VisTR: Visualizations as Representations for Time-series Table Reasoning
Jianing Hao, Zhuowen Liang, Chunting Li, Yuyu Luo, Jie Li, Wei Zeng
TL;DR
VisTR presents a novel framework that treats visualizations as representational proxies to enhance time-series table reasoning. By transforming tables into fixed-size visualization references and aligning charts, text, and hand-drawn sketches within a joint embedding space, VisTR improves pattern recognition across short and long time scales while mitigating context drift.
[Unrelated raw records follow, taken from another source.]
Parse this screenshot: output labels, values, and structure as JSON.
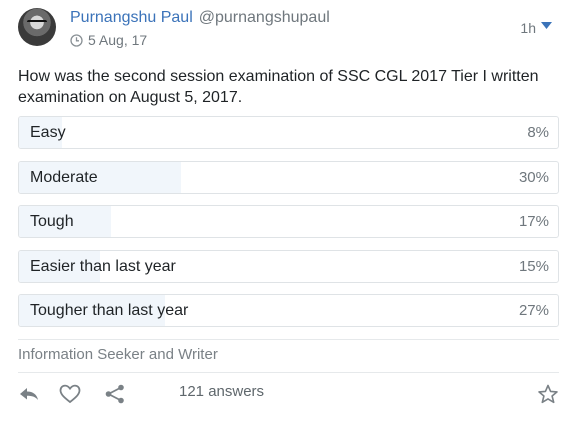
{
  "post": {
    "author_name": "Purnangshu Paul",
    "handle": "@purnangshupaul",
    "date": "5 Aug, 17",
    "time_ago": "1h",
    "question": "How was the second session examination of SSC CGL 2017 Tier I written examination on August 5, 2017.",
    "bio": "Information Seeker and Writer",
    "answers_label": "121 answers"
  },
  "options": [
    {
      "label": "Easy",
      "percent_label": "8%",
      "fraction": 0.08
    },
    {
      "label": "Moderate",
      "percent_label": "30%",
      "fraction": 0.3
    },
    {
      "label": "Tough",
      "percent_label": "17%",
      "fraction": 0.17
    },
    {
      "label": "Easier than last year",
      "percent_label": "15%",
      "fraction": 0.15
    },
    {
      "label": "Tougher than last year",
      "percent_label": "27%",
      "fraction": 0.27
    }
  ],
  "colors": {
    "accent": "#3b73b9",
    "bar_fill": "#f1f6fb",
    "muted_text": "#6f777d"
  },
  "icons": [
    "clock-icon",
    "caret-down-icon",
    "reply-icon",
    "heart-icon",
    "share-icon",
    "star-icon"
  ]
}
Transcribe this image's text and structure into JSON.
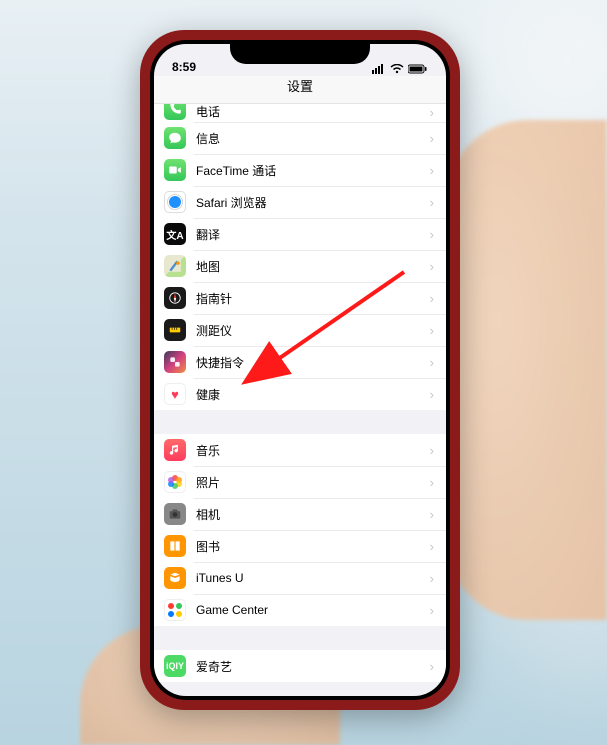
{
  "statusbar": {
    "time": "8:59"
  },
  "navbar": {
    "title": "设置"
  },
  "groups": [
    {
      "id": "g1",
      "items": [
        {
          "key": "phone",
          "label": "电话",
          "icon": "ic-phone",
          "icon_name": "phone-icon"
        },
        {
          "key": "messages",
          "label": "信息",
          "icon": "ic-msg",
          "icon_name": "messages-icon"
        },
        {
          "key": "facetime",
          "label": "FaceTime 通话",
          "icon": "ic-ft",
          "icon_name": "facetime-icon"
        },
        {
          "key": "safari",
          "label": "Safari 浏览器",
          "icon": "ic-safari",
          "icon_name": "safari-icon"
        },
        {
          "key": "translate",
          "label": "翻译",
          "icon": "ic-trans",
          "icon_name": "translate-icon"
        },
        {
          "key": "maps",
          "label": "地图",
          "icon": "ic-maps",
          "icon_name": "maps-icon"
        },
        {
          "key": "compass",
          "label": "指南针",
          "icon": "ic-compass",
          "icon_name": "compass-icon"
        },
        {
          "key": "measure",
          "label": "测距仪",
          "icon": "ic-measure",
          "icon_name": "measure-icon"
        },
        {
          "key": "shortcuts",
          "label": "快捷指令",
          "icon": "ic-shortcut",
          "icon_name": "shortcuts-icon"
        },
        {
          "key": "health",
          "label": "健康",
          "icon": "ic-health",
          "icon_name": "health-icon"
        }
      ]
    },
    {
      "id": "g2",
      "items": [
        {
          "key": "music",
          "label": "音乐",
          "icon": "ic-music",
          "icon_name": "music-icon"
        },
        {
          "key": "photos",
          "label": "照片",
          "icon": "ic-photos",
          "icon_name": "photos-icon"
        },
        {
          "key": "camera",
          "label": "相机",
          "icon": "ic-camera",
          "icon_name": "camera-icon"
        },
        {
          "key": "books",
          "label": "图书",
          "icon": "ic-books",
          "icon_name": "books-icon"
        },
        {
          "key": "itunesu",
          "label": "iTunes U",
          "icon": "ic-itunesu",
          "icon_name": "itunesu-icon"
        },
        {
          "key": "gc",
          "label": "Game Center",
          "icon": "ic-gc",
          "icon_name": "gamecenter-icon"
        }
      ]
    },
    {
      "id": "g3",
      "items": [
        {
          "key": "iqiyi",
          "label": "爱奇艺",
          "icon": "ic-iqiyi",
          "icon_name": "iqiyi-icon"
        }
      ]
    }
  ],
  "annotation": {
    "target_key": "shortcuts",
    "arrow_color": "#ff1a1a"
  }
}
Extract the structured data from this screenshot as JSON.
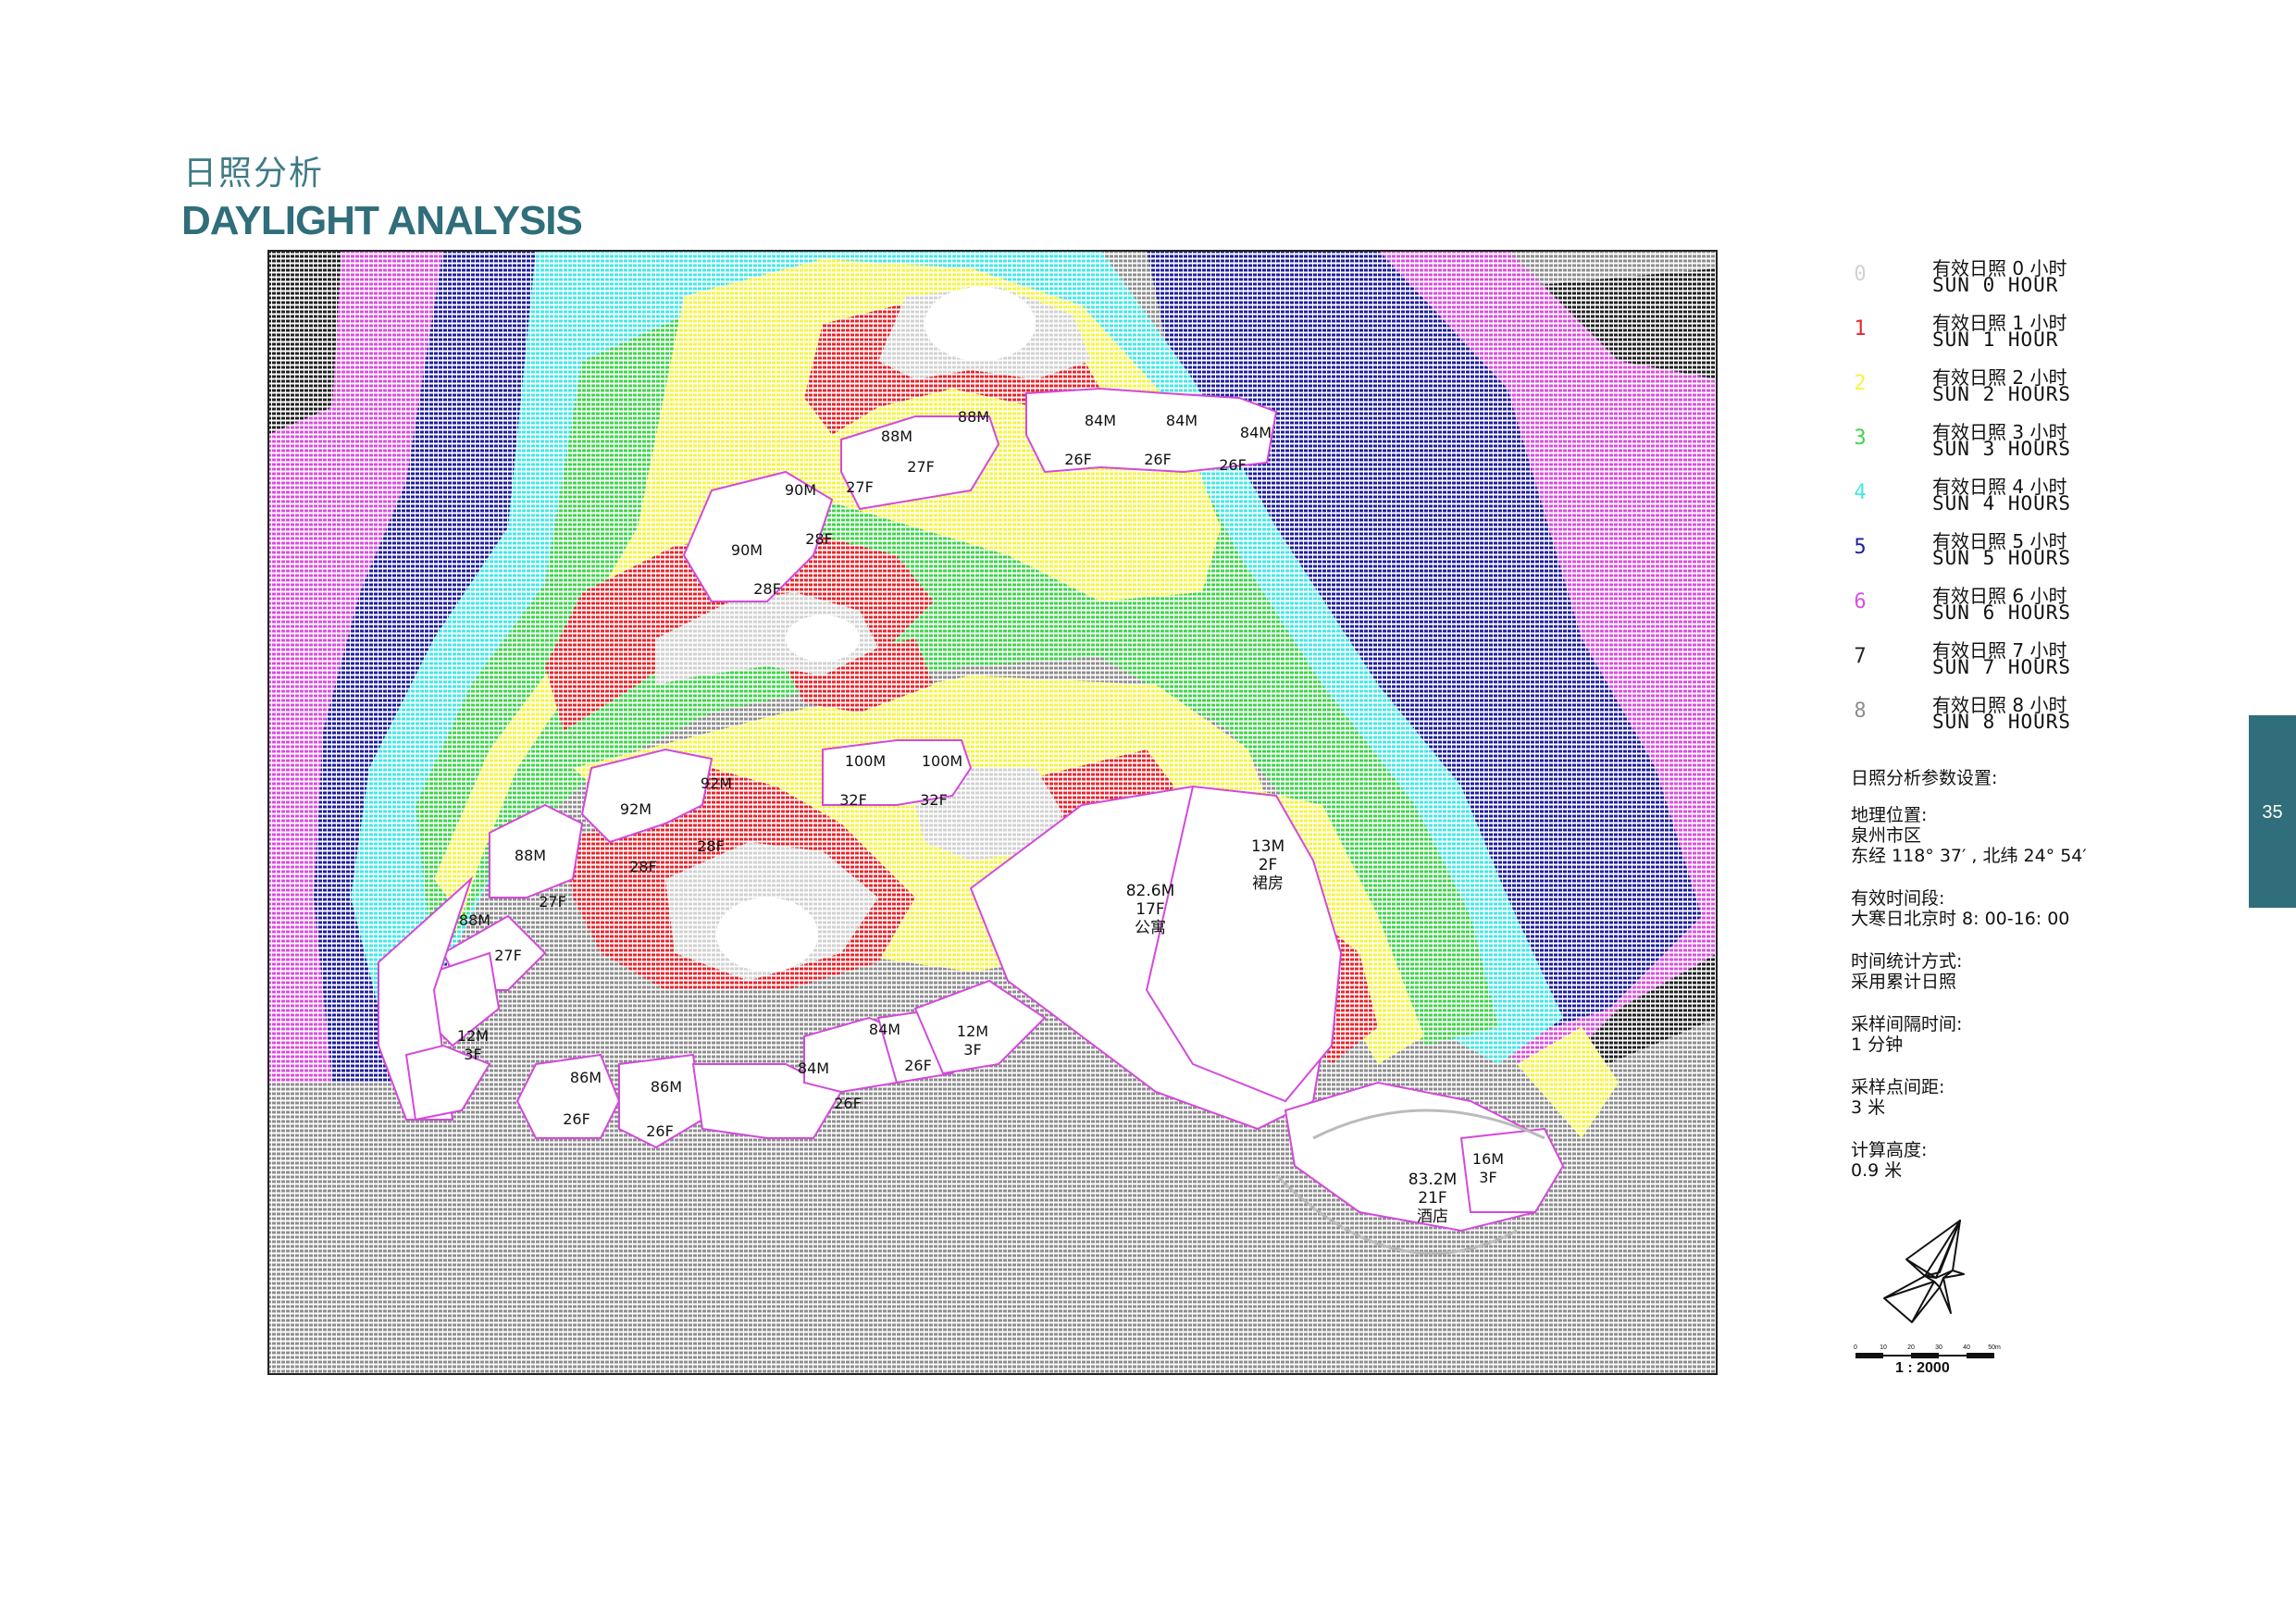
{
  "page": {
    "title_cn": "日照分析",
    "title_en": "DAYLIGHT ANALYSIS",
    "page_number": "35"
  },
  "legend": [
    {
      "num": "0",
      "cn": "有效日照 0 小时",
      "en": "SUN  0  HOUR",
      "color": "#d2d2d2"
    },
    {
      "num": "1",
      "cn": "有效日照 1 小时",
      "en": "SUN  1  HOUR",
      "color": "#e8272e"
    },
    {
      "num": "2",
      "cn": "有效日照 2 小时",
      "en": "SUN  2  HOURS",
      "color": "#f5f542"
    },
    {
      "num": "3",
      "cn": "有效日照 3 小时",
      "en": "SUN  3  HOURS",
      "color": "#3fd64b"
    },
    {
      "num": "4",
      "cn": "有效日照 4 小时",
      "en": "SUN  4  HOURS",
      "color": "#43e8e6"
    },
    {
      "num": "5",
      "cn": "有效日照 5 小时",
      "en": "SUN  5  HOURS",
      "color": "#1f1f9e"
    },
    {
      "num": "6",
      "cn": "有效日照 6 小时",
      "en": "SUN  6  HOURS",
      "color": "#d94fdc"
    },
    {
      "num": "7",
      "cn": "有效日照 7 小时",
      "en": "SUN  7  HOURS",
      "color": "#222222"
    },
    {
      "num": "8",
      "cn": "有效日照 8 小时",
      "en": "SUN  8  HOURS",
      "color": "#8e8e8e"
    }
  ],
  "params": {
    "heading": "日照分析参数设置:",
    "location_label": "地理位置:",
    "location_city": "泉州市区",
    "location_coords": "东经 118° 37′ , 北纬 24° 54′",
    "period_label": "有效时间段:",
    "period_value": "大寒日北京时 8: 00-16: 00",
    "method_label": "时间统计方式:",
    "method_value": "采用累计日照",
    "interval_label": "采样间隔时间:",
    "interval_value": "1 分钟",
    "spacing_label": "采样点间距:",
    "spacing_value": "3 米",
    "height_label": "计算高度:",
    "height_value": "0.9 米"
  },
  "scale": {
    "ticks": [
      "0",
      "10",
      "20",
      "30",
      "40",
      "50m"
    ],
    "label": "1 : 2000"
  },
  "buildings": [
    [
      "84M"
    ],
    [
      "84M"
    ],
    [
      "84M"
    ],
    [
      "26F"
    ],
    [
      "26F"
    ],
    [
      "26F"
    ],
    [
      "88M"
    ],
    [
      "88M"
    ],
    [
      "27F"
    ],
    [
      "27F"
    ],
    [
      "90M"
    ],
    [
      "90M"
    ],
    [
      "28F"
    ],
    [
      "28F"
    ],
    [
      "100M"
    ],
    [
      "100M"
    ],
    [
      "32F"
    ],
    [
      "32F"
    ],
    [
      "92M"
    ],
    [
      "92M"
    ],
    [
      "28F"
    ],
    [
      "28F"
    ],
    [
      "88M"
    ],
    [
      "27F"
    ],
    [
      "88M"
    ],
    [
      "27F"
    ],
    [
      "12M",
      "3F"
    ],
    [
      "12M",
      "3F"
    ],
    [
      "86M"
    ],
    [
      "86M"
    ],
    [
      "26F"
    ],
    [
      "26F"
    ],
    [
      "84M"
    ],
    [
      "84M"
    ],
    [
      "26F"
    ],
    [
      "26F"
    ],
    [
      "82.6M",
      "17F",
      "公寓"
    ],
    [
      "13M",
      "2F",
      "裙房"
    ],
    [
      "83.2M",
      "21F",
      "酒店"
    ],
    [
      "16M",
      "3F"
    ]
  ]
}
The system combines a data-facet visualization referencing pipeline, a multimodal alignment model with two-level cross-entropy and bidirectional triplet losses, and an efficient pruning/indexing backend (Chroma) to support scalable, multimodal querying via an interactive interface. Quantitative results and case studies show strong multimodal alignment and practical usefulness for exploring financial and environmental datasets. This approach opens new avenues for integrating visual reasoning into table-based analytics and multimodal data exploration, with potential extensions to broader table types and queries.
Abstract
Time-series table reasoning interprets temporal patterns and relationships in data to answer user queries. Despite recent advancements leveraging large language models (LLMs), existing methods often struggle with pattern recognition, context drift in long time-series data, and the lack of visual-based reasoning capabilities. To address these challenges, we propose VisTR, a framework that places visualizations at the core of the reasoning process. Specifically, VisTR leverages visualizations as representations to bridge raw time-series data and human cognitive processes. By transforming tables into fixed-size visualization references, it captures key trends, anomalies, and temporal relationships, facilitating intuitive and interpretable reasoning. These visualizations are aligned with user input, i.e., charts, text, and sketches, through a fine-tuned multimodal LLM, ensuring robust cross-modal alignment. To handle large-scale data, VisTR integrates pruning and indexing mechanisms for scalable and efficient retrieval. Finally, an interactive visualization interface supports seamless multimodal exploration, enabling users to interact with data through both textual and visual modalities. Quantitative evaluations demonstrate the effectiveness of VisTR in aligning multimodal inputs and improving reasoning accuracy. Case studies further illustrate its applicability to various time-series reasoning and exploration tasks.